The paper highlights that as AI assistants move from professional environments to everyday life, they must learn from messy, fragmented, and experience-linked real-world contexts (e.g., group chats, personal archives, behavioral traces).
To evaluate this capability, the authors introduce CL-bench Life, a human-curated benchmark with 405 context-task pairs and 5,348 verification rubrics covering common real-life scenarios.
Experiments on ten frontier language models show real-life context learning is still highly challenging, with the best model reaching only a 19.3% task-solving rate and the average at 13.8%.
The results indicate persistent difficulty in reasoning over complex real-life information sources such as disordered multi-party conversation histories and fragmented behavioral records.
CL-bench Life is positioned as a testbed to drive improvements toward more reliable AI assistants for everyday use.

Abstract

Today's AI assistants such as OpenClaw are designed to handle context effectively, making context learning an increasingly important capability for models. As these systems move beyond professional settings into everyday life, the nature of the contexts they must handle also shifts.
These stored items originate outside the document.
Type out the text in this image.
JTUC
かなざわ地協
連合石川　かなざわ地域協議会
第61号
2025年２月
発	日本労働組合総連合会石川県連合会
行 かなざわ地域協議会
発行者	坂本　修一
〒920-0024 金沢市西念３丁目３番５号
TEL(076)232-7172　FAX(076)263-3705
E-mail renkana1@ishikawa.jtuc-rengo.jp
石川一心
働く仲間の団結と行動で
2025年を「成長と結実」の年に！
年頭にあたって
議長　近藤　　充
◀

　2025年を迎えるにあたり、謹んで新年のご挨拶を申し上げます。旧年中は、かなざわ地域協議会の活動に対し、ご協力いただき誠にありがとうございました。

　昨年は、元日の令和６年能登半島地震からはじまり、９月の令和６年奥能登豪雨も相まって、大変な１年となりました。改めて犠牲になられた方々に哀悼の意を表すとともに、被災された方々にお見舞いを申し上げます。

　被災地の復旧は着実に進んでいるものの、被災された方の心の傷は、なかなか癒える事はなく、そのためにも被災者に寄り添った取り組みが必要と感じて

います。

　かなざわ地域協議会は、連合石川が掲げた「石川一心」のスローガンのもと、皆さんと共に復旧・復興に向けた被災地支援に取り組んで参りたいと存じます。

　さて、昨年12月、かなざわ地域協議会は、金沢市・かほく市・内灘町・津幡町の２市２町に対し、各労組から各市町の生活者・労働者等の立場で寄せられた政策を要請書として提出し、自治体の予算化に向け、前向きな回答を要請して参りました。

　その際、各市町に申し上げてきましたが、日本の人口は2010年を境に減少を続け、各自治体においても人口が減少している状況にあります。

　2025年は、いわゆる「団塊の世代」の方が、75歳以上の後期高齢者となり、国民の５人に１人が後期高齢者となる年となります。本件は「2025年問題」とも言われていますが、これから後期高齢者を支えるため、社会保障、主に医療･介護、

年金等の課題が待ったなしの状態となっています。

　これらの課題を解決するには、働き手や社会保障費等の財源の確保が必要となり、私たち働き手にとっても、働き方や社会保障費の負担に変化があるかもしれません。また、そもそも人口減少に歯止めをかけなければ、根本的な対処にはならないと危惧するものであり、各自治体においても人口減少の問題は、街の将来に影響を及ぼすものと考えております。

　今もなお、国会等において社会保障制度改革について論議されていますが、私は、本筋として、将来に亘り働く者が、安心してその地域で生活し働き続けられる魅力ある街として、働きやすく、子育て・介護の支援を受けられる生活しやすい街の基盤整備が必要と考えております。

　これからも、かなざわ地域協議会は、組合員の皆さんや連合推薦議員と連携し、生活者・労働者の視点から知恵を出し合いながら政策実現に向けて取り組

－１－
Real-life contexts are often messy, fragmented, and deeply tied to personal and social experience, such as multi-party conversations, personal archives, and behavioral traces. Yet it remains unclear whether current frontier language models can reliably learn from such contexts and solve tasks grounded in them. To this end, we introduce CL-bench Life, a fully human-curated benchmark comprising 405 context-task pairs and 5,348 verification rubrics, covering common real-life scenarios. Solving tasks in CL-bench Life requires models to reason over complex, messy real-life contexts, calling for strong real-life context learning abilities that go far beyond those evaluated in existing benchmarks. We evaluate ten frontier LMs and find that real-life context learning remains highly challenging: even the best-performing model achieves only 19.3% task solving rate, while the average performance across models is only 13.8%. Models still struggle to reason over contexts such as messy group chat histories and fragmented behavioral records from everyday life. CL-bench Life provides a crucial testbed for advancing real-life context learning, and progress on it can enable more intelligent and reliable AI assistants in everyday life.